Le livre noir de la Franc-maçonnerie

La Franc-maçonnerie, aujourd’hui comme hier est pleine de contradictions. Si l’Ordre maçonnique affiche des valeurs humanistes à vocation universelle, son histoire porte les stigmates de combats douloureux pour les libertés, dans la société et en son sein même.

En ouvrant de nouveau le dossier du racisme, du colonialisme et de l’esclavage au sein et à travers les institutions maçonniques, André Kervella éclaire certains pans de l’histoire maçonnique volontiers oubliés.

Il se penche sur le cas exemplaire de Saint-Domingue (Haïti) avant son indépendance en 1804. La Franc-maçonnerie s’y implante dès les années 1730 et y devient florissante. Certains de ses membres participent à la traite négrière. Très difficilement, les loges vont commencer à accueillir des métis, des noirs, qui parfois deviendront des leaders du mouvement d’émancipation conduisant à l’indépendance.

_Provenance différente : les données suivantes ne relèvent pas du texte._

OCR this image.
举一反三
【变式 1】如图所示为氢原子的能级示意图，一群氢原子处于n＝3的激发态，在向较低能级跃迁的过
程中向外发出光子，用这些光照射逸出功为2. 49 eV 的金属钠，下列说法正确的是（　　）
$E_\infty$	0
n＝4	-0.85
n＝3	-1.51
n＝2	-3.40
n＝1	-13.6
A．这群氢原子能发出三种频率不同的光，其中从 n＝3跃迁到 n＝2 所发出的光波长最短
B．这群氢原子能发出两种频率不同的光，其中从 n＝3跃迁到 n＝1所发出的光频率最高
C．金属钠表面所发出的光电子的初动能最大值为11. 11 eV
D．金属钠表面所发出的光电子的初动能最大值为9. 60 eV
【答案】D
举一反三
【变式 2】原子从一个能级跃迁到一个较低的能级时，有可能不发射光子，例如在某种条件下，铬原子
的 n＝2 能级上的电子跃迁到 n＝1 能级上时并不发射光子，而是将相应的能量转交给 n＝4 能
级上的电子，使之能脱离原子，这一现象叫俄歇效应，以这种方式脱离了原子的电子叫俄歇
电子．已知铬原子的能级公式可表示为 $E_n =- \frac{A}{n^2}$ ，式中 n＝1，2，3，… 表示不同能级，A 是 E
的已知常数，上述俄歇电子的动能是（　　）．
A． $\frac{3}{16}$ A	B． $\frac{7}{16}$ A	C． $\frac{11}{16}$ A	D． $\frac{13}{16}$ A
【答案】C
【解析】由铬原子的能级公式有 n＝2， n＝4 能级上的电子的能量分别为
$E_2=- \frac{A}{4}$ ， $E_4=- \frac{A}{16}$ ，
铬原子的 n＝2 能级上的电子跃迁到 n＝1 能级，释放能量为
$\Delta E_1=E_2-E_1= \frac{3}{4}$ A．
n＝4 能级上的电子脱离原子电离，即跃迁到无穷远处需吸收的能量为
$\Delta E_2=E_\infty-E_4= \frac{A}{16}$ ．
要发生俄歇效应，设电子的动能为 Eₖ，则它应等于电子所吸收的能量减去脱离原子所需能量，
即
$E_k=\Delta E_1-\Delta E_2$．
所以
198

« A la fin des années 1760, confie André Kervella, les questions raciales commencent insidieusement à devenir un motif de discorde entre des loges distinctes et entre des frères d’une même loge. A telle enseigne, que, au cours de la dernière décennie du dix-huitième siècle, il est impossible d’attribuer aux francs-maçons des comportements et des choix identiques. Certains sont royalistes, d’autres républicains, d’autres caméléons au gré des circonstances. Certains sont favorables à l’abolition de l’esclavage, d’autres le refusent opiniâtrement. Aucune opinion commune, qui serait majoritaire et stable, ne s’impose parmi eux. C’est dire qu’on s’égare lorsqu’on imagine que la franc-maçonnerie de l’Ancien Régime, considérée dans une globalité de pure rhétorique, a réellement encouragé la liberté et l’égalité des citoyens. Les frères ont été aussi partagés que les profanes. Des mouvements divergents et parfois antagonistes au sein de l’Ordre ont brouillé les discours abstraits sur la concorde universelle. »

L’approche est historique, rigoureuse, étayée et néanmoins passionnante. A travers les documents étudiés, André Kervella cherche à établir des faits et à faire vivre pour nous les protagonistes de ces contradictions qui ne sont pas si éloignées des nôtres en ce début de millénaire. « Suis-je le gardien de mes frères ? » demande-t-il au milieu de l’ouvrage, preuve que cette question est au cœur de l’expérience humaine. Manifestement non. Quoi que, cela dépend. Ce sont les méandres des processus de décision, conscients et inconscients, qui sont mis en évidence, sans jugement, nos hiérarchies de valeurs, assez fluctuantes selon les contextes, l’incapacité de beaucoup d’entre nous, êtres humains à établir une congruence réelle entre pensée, parole et action.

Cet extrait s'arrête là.